G’pointers to Sue City, Developers Over “Inadequate” Waterfront Tower Studies [Brooklyn Paper]
Photo by Park Tower Group Via Crain’s


What's Your Take? Leave a Comment

  1. They didn’t have to zone this area as they did. And I can see where lots of residents wouldn’t like the plan. But… let’s not get all anti development, anti profit, free to be you and me here! Markets and private property work wonders. Centrally planned public private partnerships become corrupt inefficient boondoggles.

    Rents and private property values are determined by what others are willing to pay, and what the owner is willing to sell for. If you can’t swallow that you’re an A-hole ruining this country. Go back to school and learn how NYC got to be a place your foolish ass was attracted to in the first place. It was growth, competition for profit, creativity, freedom, and innovation. Not a bunch of sorry ass complainers and picketers living off an EBT card and artificially low rents.

    In america the good stuff should go to those who invent it or work for it.

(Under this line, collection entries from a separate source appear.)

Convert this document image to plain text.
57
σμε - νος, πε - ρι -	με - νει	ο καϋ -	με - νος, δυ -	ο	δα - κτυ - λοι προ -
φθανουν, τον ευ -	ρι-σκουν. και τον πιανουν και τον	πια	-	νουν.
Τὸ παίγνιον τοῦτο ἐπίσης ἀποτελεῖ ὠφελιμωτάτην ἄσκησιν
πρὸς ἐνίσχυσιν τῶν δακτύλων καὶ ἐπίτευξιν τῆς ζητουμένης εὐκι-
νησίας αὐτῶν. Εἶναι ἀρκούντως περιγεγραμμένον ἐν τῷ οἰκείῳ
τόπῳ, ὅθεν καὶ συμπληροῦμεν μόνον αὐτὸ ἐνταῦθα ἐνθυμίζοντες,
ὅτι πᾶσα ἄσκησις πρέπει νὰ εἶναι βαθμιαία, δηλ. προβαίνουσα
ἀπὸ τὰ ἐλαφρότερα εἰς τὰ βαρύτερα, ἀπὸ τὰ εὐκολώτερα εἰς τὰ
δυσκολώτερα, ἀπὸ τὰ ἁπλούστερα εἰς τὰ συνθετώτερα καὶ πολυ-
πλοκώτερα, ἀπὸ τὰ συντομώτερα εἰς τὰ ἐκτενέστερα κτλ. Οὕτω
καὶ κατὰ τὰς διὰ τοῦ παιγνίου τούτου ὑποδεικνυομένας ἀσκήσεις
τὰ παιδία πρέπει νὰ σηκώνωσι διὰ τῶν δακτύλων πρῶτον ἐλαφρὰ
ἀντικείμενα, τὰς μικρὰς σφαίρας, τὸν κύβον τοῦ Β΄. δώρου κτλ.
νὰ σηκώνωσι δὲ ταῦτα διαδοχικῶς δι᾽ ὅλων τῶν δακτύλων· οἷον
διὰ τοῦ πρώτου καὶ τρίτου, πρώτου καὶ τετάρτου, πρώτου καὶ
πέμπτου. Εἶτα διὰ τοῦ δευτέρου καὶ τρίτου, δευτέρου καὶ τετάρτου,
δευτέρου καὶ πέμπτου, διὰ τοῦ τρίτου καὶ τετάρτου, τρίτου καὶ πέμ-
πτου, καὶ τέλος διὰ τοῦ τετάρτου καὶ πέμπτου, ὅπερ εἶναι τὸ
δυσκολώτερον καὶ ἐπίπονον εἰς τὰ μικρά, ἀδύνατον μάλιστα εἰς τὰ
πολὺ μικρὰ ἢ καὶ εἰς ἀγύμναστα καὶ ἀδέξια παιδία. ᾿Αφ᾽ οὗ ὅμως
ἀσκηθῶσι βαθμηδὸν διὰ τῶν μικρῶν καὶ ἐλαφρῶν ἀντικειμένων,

Not those who complain the loudest or those who get to the giveaway first in line!

  2. Seventy Five people represent thousands in Greenpoint. when the deal was done, the then city council woman for the district told the head of the Brooklyn Industrial Retention Network (Adam Friedman, now heads up The Pratt Center), that the offer included $20 million in job re training and other goodies. Community Groups were very divided over if they should withdraw their opposition. It is how the real estate lobby owns New York and moves out working class and middle class folks. The city council woman couldn’t turn down the deal and beat off the real estate interested. YEAH FOR THIS LAW SUIT. I say this as a daughter of developers who knows all the dirty tricks pulled.